Conheci algumas pessoas nesta missão e uma delas admirei desde o começo por sua coragem de falar aquilo que pensa e acredita sem medo de críticas e acredito que Deus a escolheu perfeitamente para executar o papel principal dessa história.

No grupo onde as primeiras vítimas foram adicionadas, pude me identificar com o coração de várias, estávamos ali nos unindo por amor ao próximo, cada uma com o seu jeito, mas todas com a mesma pretensão de ajudar.

Estar próxima a estas mulheres e de familiares de vítimas que faleceram foi uma tarefa árdua pra mim, pois o sofrimento delas me envolvia de tal forma que me deixava aos prantos, absorvia tudo, cada depoimento era um pranto muito maior ao que pude sentir na minha própria pele durante a minha internação.

Os primeiros relatos me chocaram muito e por não possuir um certo preparo para lidar com situações e histórias tão chocantes, eu sem querer, muitas vezes me deixava levar pelo desespero.
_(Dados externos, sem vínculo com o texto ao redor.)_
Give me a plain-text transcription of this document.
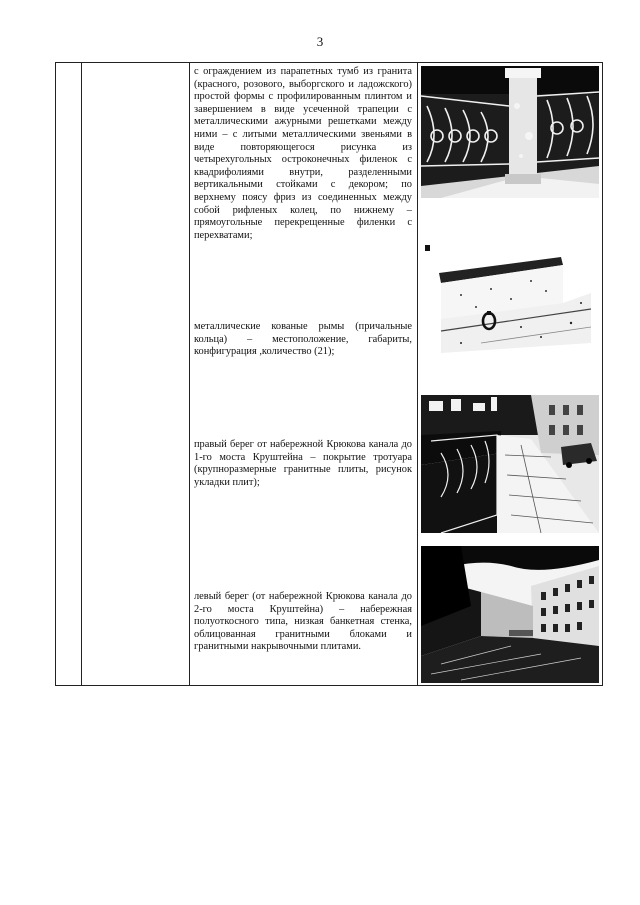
3
с ограждением из парапетных тумб из гранита (красного, розового, выборгского и ладожского) простой формы с профилированным плинтом и завершением в виде усеченной трапеции с металлическими ажурными решетками между ними – с литыми металлическими звеньями в виде повторяющегося рисунка из четырехугольных остроконечных филенок с квадрифолиями внутри, разделенными вертикальными стойками с декором; по верхнему поясу фриз из соединенных между собой рифленых колец, по нижнему – прямоугольные перекрещенные филенки с перехватами;
металлические кованые рымы (причальные кольца) – местоположение, габариты, конфигурация ,количество (21);
правый берег от набережной Крюкова канала до 1-го моста Круштейна – покрытие тротуара (крупноразмерные гранитные плиты, рисунок укладки плит);
левый берег (от набережной Крюкова канала до 2-го моста Круштейна) – набережная полуоткосного типа, низкая банкетная стенка, облицованная гранитными блоками и гранитными накрывочными плитами.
O primeiro choque tive ao ver uma foto de mulher com uma das pernas amputada até o joelho, era jovem e mãe de duas meninas, havia sido vítima de um anticoncepcional combinado aliada ao tabagismo e este fato era de conhecimento do seu médico ginecologista. Ela teve uma trombose venosa profunda e infelizmente a perna teve que ser amputada para que sua vida fosse salva. Como chorei quando vi aquela foto postada na página, ela deitada em sua cama sem uma das pernas. Ao mesmo tempo que sentia a dor daquela mulher, também aumentava a minha vontade de lutar

Quando recebia relatos dramáticos como o dela, eu ficava pensando nas alternativas que precisávamos encontrar para que isso parasse e durante o banho e nas minhas orações noturnas, momento em que eu estava só, ajoelhava no chão e suplicava a Deus para que me mostrasse um caminho, o que eu precisava fazer para que aquele sofrimento não atingisse outras pessoas.
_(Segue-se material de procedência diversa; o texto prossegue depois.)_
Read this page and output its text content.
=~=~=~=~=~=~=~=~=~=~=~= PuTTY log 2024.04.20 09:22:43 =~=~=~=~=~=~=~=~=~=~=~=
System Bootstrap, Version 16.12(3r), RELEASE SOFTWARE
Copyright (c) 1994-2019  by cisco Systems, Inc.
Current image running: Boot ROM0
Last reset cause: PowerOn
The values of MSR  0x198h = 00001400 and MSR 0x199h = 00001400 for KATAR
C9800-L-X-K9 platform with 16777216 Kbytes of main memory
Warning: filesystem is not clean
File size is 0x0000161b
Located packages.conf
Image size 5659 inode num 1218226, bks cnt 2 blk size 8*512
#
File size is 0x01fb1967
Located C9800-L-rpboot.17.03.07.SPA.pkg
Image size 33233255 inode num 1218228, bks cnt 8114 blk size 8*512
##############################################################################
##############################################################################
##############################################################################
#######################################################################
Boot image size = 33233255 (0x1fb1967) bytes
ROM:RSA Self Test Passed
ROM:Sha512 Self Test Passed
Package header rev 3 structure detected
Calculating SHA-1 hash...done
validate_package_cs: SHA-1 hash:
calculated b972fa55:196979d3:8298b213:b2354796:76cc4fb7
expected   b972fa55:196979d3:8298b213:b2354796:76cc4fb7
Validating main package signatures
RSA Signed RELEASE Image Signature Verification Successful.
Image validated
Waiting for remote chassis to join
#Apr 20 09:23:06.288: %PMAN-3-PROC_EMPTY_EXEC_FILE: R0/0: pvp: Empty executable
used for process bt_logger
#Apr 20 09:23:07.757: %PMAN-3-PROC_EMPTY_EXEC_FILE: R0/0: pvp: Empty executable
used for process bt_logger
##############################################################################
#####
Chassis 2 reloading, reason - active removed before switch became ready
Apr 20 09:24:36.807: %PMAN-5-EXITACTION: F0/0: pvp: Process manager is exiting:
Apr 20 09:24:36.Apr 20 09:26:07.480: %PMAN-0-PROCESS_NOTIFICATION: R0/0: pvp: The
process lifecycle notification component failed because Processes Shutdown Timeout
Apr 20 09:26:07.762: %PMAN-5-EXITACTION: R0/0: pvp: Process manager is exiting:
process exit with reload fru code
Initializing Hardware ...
Alguns dias se passaram e já éramos muitas mulheres no grupo onde conversávamos sobre o andamento da página e durante nossas conversas, colocamos alguns objetivos centrais que deveríamos buscar quando conseguíssemos espaço na mídia:
1) Obrigatoriedade de notificação de reação adversa dos anticoncepcionais por parte dos médicos;
2) Informação clara de todos os métodos contraceptivos, falando sobre os riscos, benefícios e eficácia de cada um deles para que a mulher possa fazer uma escolha consciente dentro do consultório médico;
3) Realização de exames de sangue de genética para verificar trombofilias em todas as mulheres antes da prescrição de medicamentos hormonais;
4) Necessidade de campanhas no país sobre a trombose, seus sintomas e fatores de risco;
5) Informação para os profissionais médicos sobre os riscos dos anticoncepcionais para que o diagnóstico das doenças sejam feitos de forma rápida;
6) Necessidade de pesquisas atuais para avaliar a real segurança dos anticoncepcionais que são comercializados no país;
7) Garantia de que a ANVISA esteja controlando as reações adversas dos anticoncepcionais;
8) Necessidade da venda dos anticoncepcionais com retenção de receita médica;
9) Impressão de RISCO DE TROMBOSE nas embalagens dos medicamentos.

Uma vítima jovem que também era blogueira fez um vídeo sobre o próprio caso onde relatou a sua experiência após ter sofrido um avc devido ao uso de anticoncepcional e que ajudou ainda mais na divulgação da página e muitos outros depoimentos escritos e em vídeo chegavam para aumentar a possibilidade de conseguirmos mostrar tamanho problema na mídia.

O próximo passo era conseguir uma brecha na mídia para mostrar a quantidade de casos que estávamos recebendo na página, precisávamos que alguém fizesse alguma coisa e rápido.